Ce type de situation soulève une question morale profonde, car il met en conflit deux valeurs chères à notre société : la fidélité aux siens et le respect de ce qui est juste.
Dans la culture africaine, la loyauté envers la famille et les proches est un pilier fondamental. On nous apprend dès le plus jeune âge à protéger les nôtres, à défendre nos proches envers et contre tout.
Ce lien est si fort qu’il devient parfois difficile d’admettre que l’un des nôtres ait pu mal agir. Pourtant, lorsqu’un acte commis nuit gravement à une autre personne vol, violence, escroquerie, abus, le silence peut devenir une forme de complicité.
La justice, elle, ne s’arrête pas à l’émotion.

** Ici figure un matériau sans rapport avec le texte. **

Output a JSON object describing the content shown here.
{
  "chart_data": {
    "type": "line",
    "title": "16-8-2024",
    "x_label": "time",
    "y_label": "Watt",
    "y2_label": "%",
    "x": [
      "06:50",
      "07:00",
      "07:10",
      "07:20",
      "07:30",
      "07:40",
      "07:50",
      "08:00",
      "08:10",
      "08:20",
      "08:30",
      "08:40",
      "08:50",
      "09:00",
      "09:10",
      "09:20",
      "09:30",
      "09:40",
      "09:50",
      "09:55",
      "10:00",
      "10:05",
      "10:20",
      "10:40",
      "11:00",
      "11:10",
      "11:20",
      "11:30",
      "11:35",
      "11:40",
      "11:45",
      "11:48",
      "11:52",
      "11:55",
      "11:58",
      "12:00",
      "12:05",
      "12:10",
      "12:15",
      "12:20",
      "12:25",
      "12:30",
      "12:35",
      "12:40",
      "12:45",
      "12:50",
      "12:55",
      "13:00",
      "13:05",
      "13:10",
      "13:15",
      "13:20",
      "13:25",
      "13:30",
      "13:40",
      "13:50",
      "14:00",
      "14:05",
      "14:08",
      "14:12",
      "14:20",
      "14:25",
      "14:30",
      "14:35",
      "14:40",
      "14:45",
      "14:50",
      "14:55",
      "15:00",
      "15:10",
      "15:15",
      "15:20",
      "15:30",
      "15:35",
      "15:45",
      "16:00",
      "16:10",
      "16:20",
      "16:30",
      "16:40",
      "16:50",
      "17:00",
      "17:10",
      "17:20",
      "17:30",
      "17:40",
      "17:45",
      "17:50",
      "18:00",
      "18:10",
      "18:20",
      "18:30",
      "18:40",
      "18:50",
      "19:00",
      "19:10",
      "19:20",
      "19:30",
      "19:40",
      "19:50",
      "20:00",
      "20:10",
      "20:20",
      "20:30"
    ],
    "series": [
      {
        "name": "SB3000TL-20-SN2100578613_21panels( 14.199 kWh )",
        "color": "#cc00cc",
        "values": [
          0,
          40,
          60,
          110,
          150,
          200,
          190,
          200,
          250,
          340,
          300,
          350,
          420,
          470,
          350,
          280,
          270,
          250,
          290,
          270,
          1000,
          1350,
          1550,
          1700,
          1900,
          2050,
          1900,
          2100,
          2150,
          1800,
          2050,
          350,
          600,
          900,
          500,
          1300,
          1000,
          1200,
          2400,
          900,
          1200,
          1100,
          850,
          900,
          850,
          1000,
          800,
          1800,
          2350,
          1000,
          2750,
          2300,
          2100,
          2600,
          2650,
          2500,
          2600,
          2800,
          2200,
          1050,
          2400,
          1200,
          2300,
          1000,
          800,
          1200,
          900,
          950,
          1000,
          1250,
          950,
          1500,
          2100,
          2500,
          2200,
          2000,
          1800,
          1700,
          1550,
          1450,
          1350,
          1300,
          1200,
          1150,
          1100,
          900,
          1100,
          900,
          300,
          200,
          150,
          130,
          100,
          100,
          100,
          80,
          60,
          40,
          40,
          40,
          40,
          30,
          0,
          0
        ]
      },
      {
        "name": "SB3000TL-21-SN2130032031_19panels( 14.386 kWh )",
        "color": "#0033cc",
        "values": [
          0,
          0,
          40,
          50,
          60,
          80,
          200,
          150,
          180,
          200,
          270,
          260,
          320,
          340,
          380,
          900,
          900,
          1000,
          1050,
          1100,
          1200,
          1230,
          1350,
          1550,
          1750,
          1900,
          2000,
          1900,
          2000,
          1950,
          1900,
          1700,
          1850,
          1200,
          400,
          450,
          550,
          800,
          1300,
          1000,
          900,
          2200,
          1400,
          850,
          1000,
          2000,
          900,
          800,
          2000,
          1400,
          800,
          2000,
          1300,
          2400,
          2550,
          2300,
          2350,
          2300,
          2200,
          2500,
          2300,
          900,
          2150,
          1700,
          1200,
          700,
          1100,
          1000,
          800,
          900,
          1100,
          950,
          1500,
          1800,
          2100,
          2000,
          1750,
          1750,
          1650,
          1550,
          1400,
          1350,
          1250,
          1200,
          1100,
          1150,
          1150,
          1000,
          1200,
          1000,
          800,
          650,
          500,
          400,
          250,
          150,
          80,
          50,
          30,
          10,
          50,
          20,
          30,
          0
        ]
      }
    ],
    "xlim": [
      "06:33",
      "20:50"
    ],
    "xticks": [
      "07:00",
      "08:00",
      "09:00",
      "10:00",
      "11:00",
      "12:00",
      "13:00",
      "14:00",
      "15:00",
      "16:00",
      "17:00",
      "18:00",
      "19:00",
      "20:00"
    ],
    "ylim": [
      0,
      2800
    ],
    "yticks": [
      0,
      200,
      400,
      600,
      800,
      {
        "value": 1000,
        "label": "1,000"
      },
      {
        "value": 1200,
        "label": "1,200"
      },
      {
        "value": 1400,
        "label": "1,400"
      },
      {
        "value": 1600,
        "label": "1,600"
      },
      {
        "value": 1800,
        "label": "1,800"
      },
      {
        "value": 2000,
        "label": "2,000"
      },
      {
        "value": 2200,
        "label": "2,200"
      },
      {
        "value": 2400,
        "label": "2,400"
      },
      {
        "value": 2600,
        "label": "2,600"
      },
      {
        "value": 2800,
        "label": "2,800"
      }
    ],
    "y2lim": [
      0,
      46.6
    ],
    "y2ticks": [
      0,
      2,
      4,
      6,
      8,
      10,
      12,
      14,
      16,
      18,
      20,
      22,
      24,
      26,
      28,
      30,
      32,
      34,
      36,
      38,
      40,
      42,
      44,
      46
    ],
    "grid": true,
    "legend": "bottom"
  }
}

Elle vise l’équité, la réparation et la protection de tous. Elle nous pousse à penser non seulement à la personne fautive, mais aussi aux victimes. Et parfois, faire preuve de loyauté envers
Un proche, c’est l’aider à faire face à ses responsabilités pour se corriger, se racheter, et retrouver une paix intérieure durable.
Face à un tel dilemme, il ne s’agit pas de choisir entre trahir ou protéger, mais de trouver un équilibre entre la bienveillance et la vérité. Voici quelques repères pour vous aider à agir avec discernement :
La véritable loyauté ne couvre pas l’injustice.
Aimer quelqu’un, c’est aussi l’aider à reconnaître ses erreurs et à s’amender. Ce n’est pas rendre service à un proche que de l’encourager, par notre silence, à persister dans une voie destructrice.
La vérité protège l’équilibre social.
Lorsqu’on choisit de taire un acte répréhensible, on affaiblit la confiance dans nos communautés. Dire la vérité, même difficile, peut éviter d’autres drames à venir.